In more sophisticated story-telling hands, we could have had a culture on the planet that was less technologically developed, and looked (to the naive observer) like the noble savage image that the film presented, while having its own flaws that were quite obvious once one took a deeper look. (For example, the few surviving hunter-gatherer cultures in the modern world have no war, because they lack the numbers and organization to assemble an army, but murder is commonplace in all of them.)
More sophistication might have given us a conflict between people like King Leopold II, who advocate just seizing the resources, extremists like the Earth Liberation Front who violently advocate leaving the entire planet a nature preserve, and middle-ground diplomats who look for something that the locals want want in trade for their wealth.
The film's idea that the locals don't want anything humans have to offer is silly. Even if they don't want human technology (which seems implausible, since they'd almost certainly want technology that could supplement their self-defense even if they weren't interested in offensive weaponry), they'd likely be interested in cultural exchange. After all, since the film is intent on presenting them as noble savages, they'd certainly be interested in the arts.

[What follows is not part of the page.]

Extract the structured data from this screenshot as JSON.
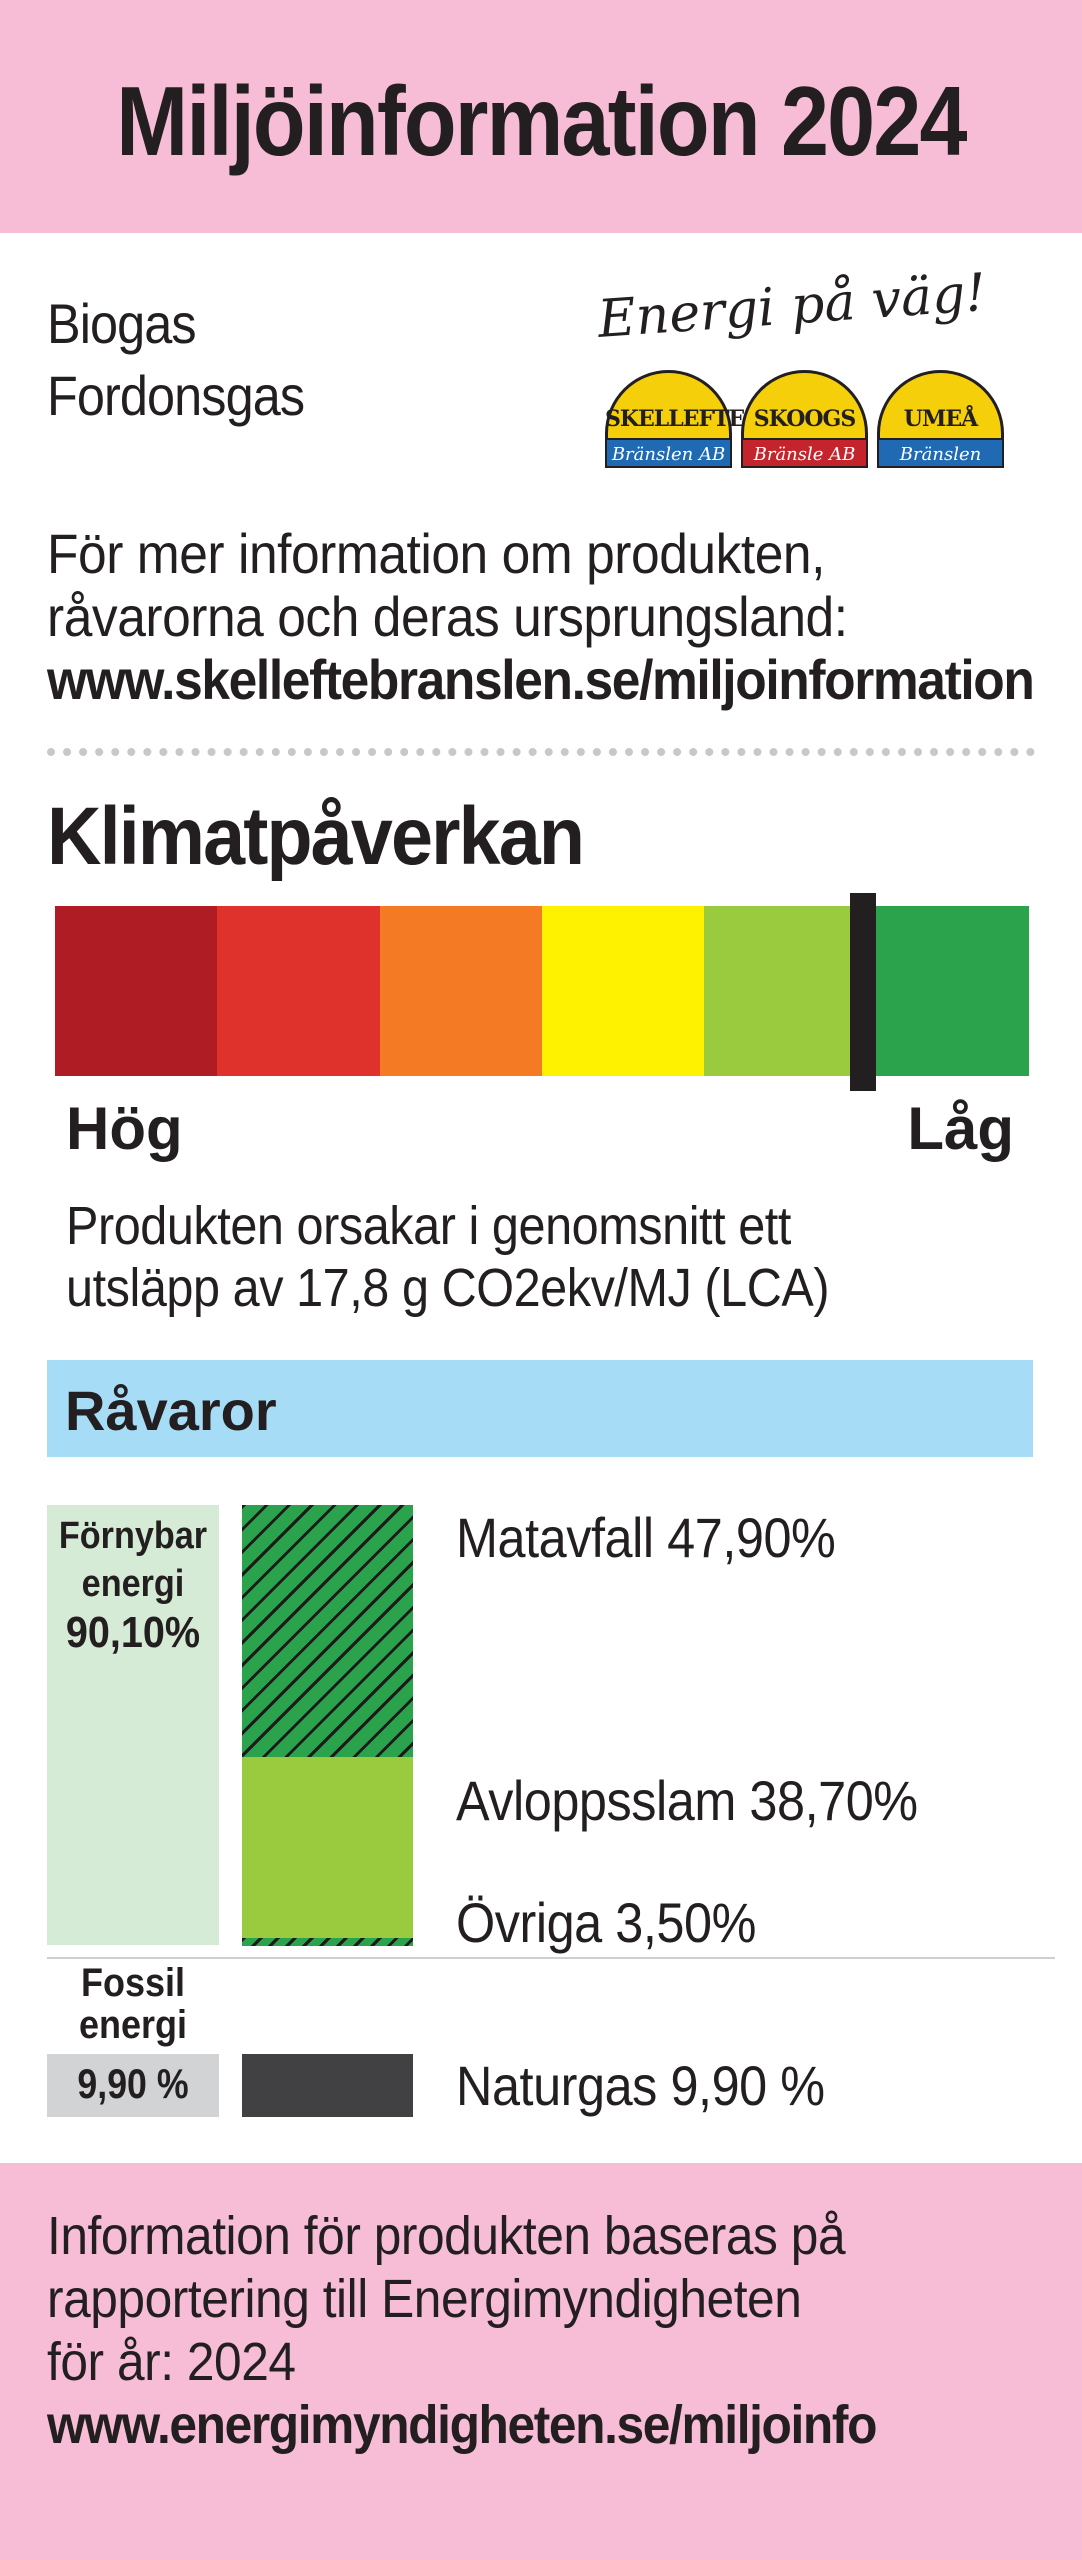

Think of the intrigue of a main character who was the personification of the diplomatic faction. On the one hand he could be on a quest to find what the locals wanted enough to trade away their anti-gravity rocks. On the other hand he could be arguing against other human factions. He'd have to hold off the militarists who insist that seizing the resources was the only option, because the locals refuse to trade. He'd butt heads with the preservation extremists, who also argue that the locals don't want trade, trying to convince them that the resource is so valuable that the militarists will seize it if the humans failed to trade for it. And he'd be plagued with self-doubt too, not sure whether his assertions that the locals actually could be persuaded to trade.
Then, at the trade breakthrough moment, some comic relief: "We'll give you this audio gear and ten hours of Bach for two anti-kilograms of anti-gravity rocks."
"No way. But give us a projection television and a complete set of The Simpsons and we'll think about it.
I definitely think Hugo used 3D better than Avatar. Cameron made the 3D look amazing, but he didn't really put it to much artistic use. Scorsese had amazing sets for Hugo, as wonderful as the ones he had for Gangs of New York (but put to use for a better film), and he works the camera through those sets in a way that adds a lot to the visual wonder of the film – and the story is wonderful too.